The relevant part of the DAG before renaming:
SU(0): %R2<def> = A2_add %R23, %R17<kill> # preds left : 0 # succs left : 3 # rdefs left : 0 Latency : 1 Depth : 0 Height : 5 Successors: out SU(6): Latency=1 Reg=%R2 val SU(2): Latency=1 Reg=%R2 antiSU(8): Latency=0 Reg=%R23 [...] SU(8): %R23<def> = S2_asr_i_r %R22, 31 # preds left : 2 # succs left : 1 # rdefs left : 0 Latency : 1 Depth : 2 Height : 2 Predecessors: val SU(2): Latency=1 Reg=%R22 antiSU(0): Latency=0 Reg=%R23 Successors: val SU(10): Latency=1 Reg=%D11 [...] SU(10): %D0<def> = A2_tfrp %D11<kill> # preds left : 3 # succs left : 1 # rdefs left : 0 Latency : 1 Depth : 3 Height : 1 Predecessors: val SU(8): Latency=1 Reg=%D11 antiSU(5): Latency=0 Reg=%D0 val SU(2): Latency=1 Reg=%D11 Successors: ch SU(4294967295) *: Latency=1
Subsequently:
===== Aggressive anti-dependency breaking Available regs: ... Anti: %D0<def> = A2_tfrp %D11<kill> Def Groups: D0=g0->g0(via R0)->g0(via R1) Antidep reg: D0 (zero group) Use Groups: D11=g0->g415(last-use) R22->g416(last-use) R23->g417(last-use) Anti: S2_storeri_io %R29<kill>, 0, %R7<kill>; mem:ST4[Stack] Def Groups: Use Groups: R29=g0->g418(last-use) R7=g0->g419(last-use) Anti: %R23<def> = S2_asr_i_r %R22, 31 Def Groups: R23=g417->g415(via D11) Antidep reg: R23 Rename Candidates for Group g415: D11: DoubleRegs :: D0 D1 D2 D3 D4 D5 D6 D7 D8 D9 D10 D11 D12 D13 R23: IntRegs :: R0 R1 R2 R3 R4 R5 R6 R7 R8 R9 R10 R11 R12 R13 R14 R15 R16 R17 R18 R19 R20 R21 R22 R23 R24 R25 R26 R27 R28 Find Registers: [D13: D13 R27] Breaking anti-dependence edge on R23: D11->D13(1 refs) R23->R27(1 refs) Use Groups: R22=g416
The final code is this.

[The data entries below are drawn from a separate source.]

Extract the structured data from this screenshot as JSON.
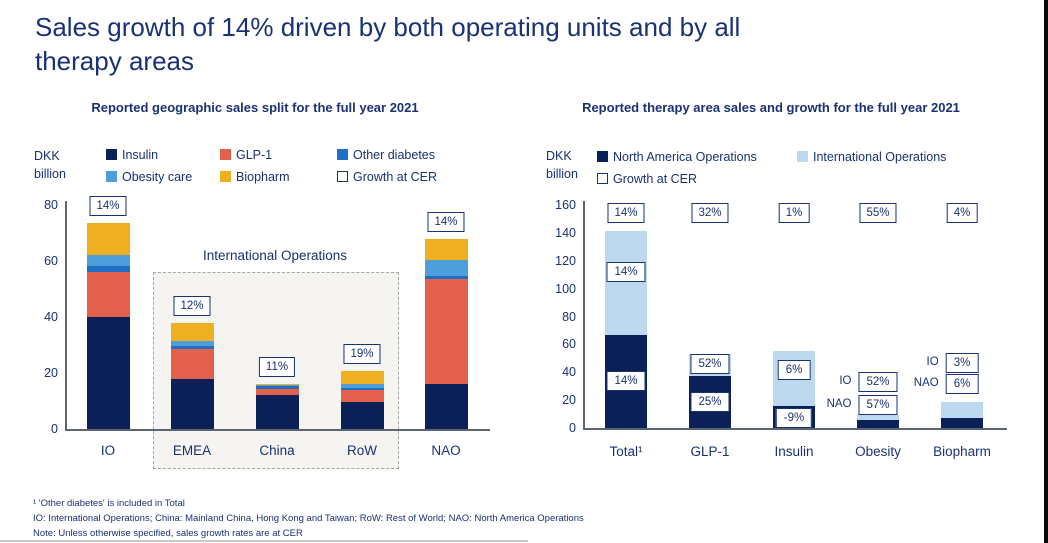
{
  "page_title_lines": [
    "Sales growth of 14% driven by both operating units and by all",
    "therapy areas"
  ],
  "footnotes": [
    "¹ 'Other diabetes' is included in Total",
    "IO: International Operations; China: Mainland China, Hong Kong and Taiwan; RoW: Rest of World; NAO: North America Operations",
    "Note: Unless otherwise specified, sales growth rates are at CER"
  ],
  "colors": {
    "text_navy": "#1a3173",
    "bar_navy": "#0c2058",
    "glp1_coral": "#e2604c",
    "other_diabetes_blue": "#1f6fc4",
    "obesity_blue": "#4d9edb",
    "biopharm_amber": "#eeb021",
    "international_light_blue": "#bdd9ee",
    "axis_gray": "#5a6570"
  },
  "chart_data": [
    {
      "type": "bar",
      "stacked": true,
      "title": "Reported geographic sales split for the full year 2021",
      "unit_lines": [
        "DKK",
        "billion"
      ],
      "unit": "DKK billion",
      "ylim": [
        0,
        80
      ],
      "yticks": [
        0,
        20,
        40,
        60,
        80
      ],
      "categories": [
        "IO",
        "EMEA",
        "China",
        "RoW",
        "NAO"
      ],
      "series": [
        {
          "name": "Insulin",
          "color": "#0c2058",
          "values": [
            40,
            18,
            12,
            9.5,
            16
          ]
        },
        {
          "name": "GLP-1",
          "color": "#e2604c",
          "values": [
            16,
            10.5,
            2.3,
            4.5,
            37.5
          ]
        },
        {
          "name": "Other diabetes",
          "color": "#1f6fc4",
          "values": [
            2.3,
            1.3,
            1.2,
            0.8,
            1.2
          ]
        },
        {
          "name": "Obesity care",
          "color": "#4d9edb",
          "values": [
            3.8,
            1.7,
            0.3,
            1.1,
            5.5
          ]
        },
        {
          "name": "Biopharm",
          "color": "#eeb021",
          "values": [
            11.5,
            6.3,
            0.3,
            4.7,
            7.5
          ]
        }
      ],
      "growth_at_cer": [
        "14%",
        "12%",
        "11%",
        "19%",
        "14%"
      ],
      "legend": [
        {
          "label": "Insulin",
          "color": "#0c2058"
        },
        {
          "label": "GLP-1",
          "color": "#e2604c"
        },
        {
          "label": "Other diabetes",
          "color": "#1f6fc4"
        },
        {
          "label": "Obesity care",
          "color": "#4d9edb"
        },
        {
          "label": "Biopharm",
          "color": "#eeb021"
        },
        {
          "label": "Growth at CER",
          "outline": true
        }
      ],
      "region_box": {
        "label": "International Operations",
        "categories": [
          "EMEA",
          "China",
          "RoW"
        ]
      }
    },
    {
      "type": "bar",
      "stacked": true,
      "title": "Reported therapy area sales and growth for the full year 2021",
      "unit_lines": [
        "DKK",
        "billion"
      ],
      "unit": "DKK billion",
      "ylim": [
        0,
        160
      ],
      "yticks": [
        0,
        20,
        40,
        60,
        80,
        100,
        120,
        140,
        160
      ],
      "categories": [
        "Total¹",
        "GLP-1",
        "Insulin",
        "Obesity",
        "Biopharm"
      ],
      "series": [
        {
          "name": "North America Operations",
          "color": "#0c2058",
          "values": [
            67,
            37,
            16,
            6,
            7
          ]
        },
        {
          "name": "International Operations",
          "color": "#bdd9ee",
          "values": [
            74,
            16,
            39,
            3,
            12
          ]
        }
      ],
      "growth_at_cer": [
        "14%",
        "32%",
        "1%",
        "55%",
        "4%"
      ],
      "legend": [
        {
          "label": "North America Operations",
          "color": "#0c2058"
        },
        {
          "label": "International Operations",
          "color": "#bdd9ee"
        },
        {
          "label": "Growth at CER",
          "outline": true
        }
      ],
      "segment_growth_labels": [
        {
          "category": "Total¹",
          "text": "14%",
          "at": 112
        },
        {
          "category": "Total¹",
          "text": "14%",
          "at": 34
        },
        {
          "category": "GLP-1",
          "text": "52%",
          "at": 46
        },
        {
          "category": "GLP-1",
          "text": "25%",
          "at": 18.5
        },
        {
          "category": "Insulin",
          "text": "6%",
          "at": 42
        },
        {
          "category": "Insulin",
          "text": "-9%",
          "at": 7
        },
        {
          "category": "Obesity",
          "text": "52%",
          "prefix": "IO",
          "at": 33
        },
        {
          "category": "Obesity",
          "text": "57%",
          "prefix": "NAO",
          "at": 16.5
        },
        {
          "category": "Biopharm",
          "text": "3%",
          "prefix": "IO",
          "at": 47
        },
        {
          "category": "Biopharm",
          "text": "6%",
          "prefix": "NAO",
          "at": 31.5
        }
      ]
    }
  ]
}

Note that R22 has not been renamed, even though its super-register use (i.e. D11 in the last instruction before the call) has been renamed to D13:
BB#9: derived from LLVM BB %for.end30 Live Ins: %R16 %R17 %R19 %R22 %R23 Predecessors according to CFG: BB#0 BB#8 [...] %R2<def> = A2_add %R23<kill>, %R17<kill> %D2<def> = A2_tfrp %D0<kill> %R6<def> = M2_mpyi %R16, %R16 %R0<def> = L2_loadri_io %R29, 28; mem:LD4[FixedStack5] %R22<def,tied1> = M2_accii %R22<tied0>, %R2<kill>, 2 %R2<def> = M2_mpyi %R6<kill>, %R0<kill> %R3<def> = A2_tfr %R16<kill> %R7<def> = A2_tfrsi <ga:@.str> --> %R27<def> = S2_asr_i_r %R22<kill>, 31 S2_storeri_io %R29<kill>, 0, %R7<kill>; mem:ST4[Stack] --> %D0<def> = A2_tfrp %D13<kill> J2_call <ga:@check>
The proposed solution is to avoid breaking of anti-dependencies on registers that do not start independent live ranges. If the definition of the anti-dep register has successors based on any alias of the anti-dep register, that alias must be completely covered by the anti-dep register.
This seems expensive. I would at least move the Aliases variable out of the loop and simply clear it so the we do not need to allocate the memory again each iteration.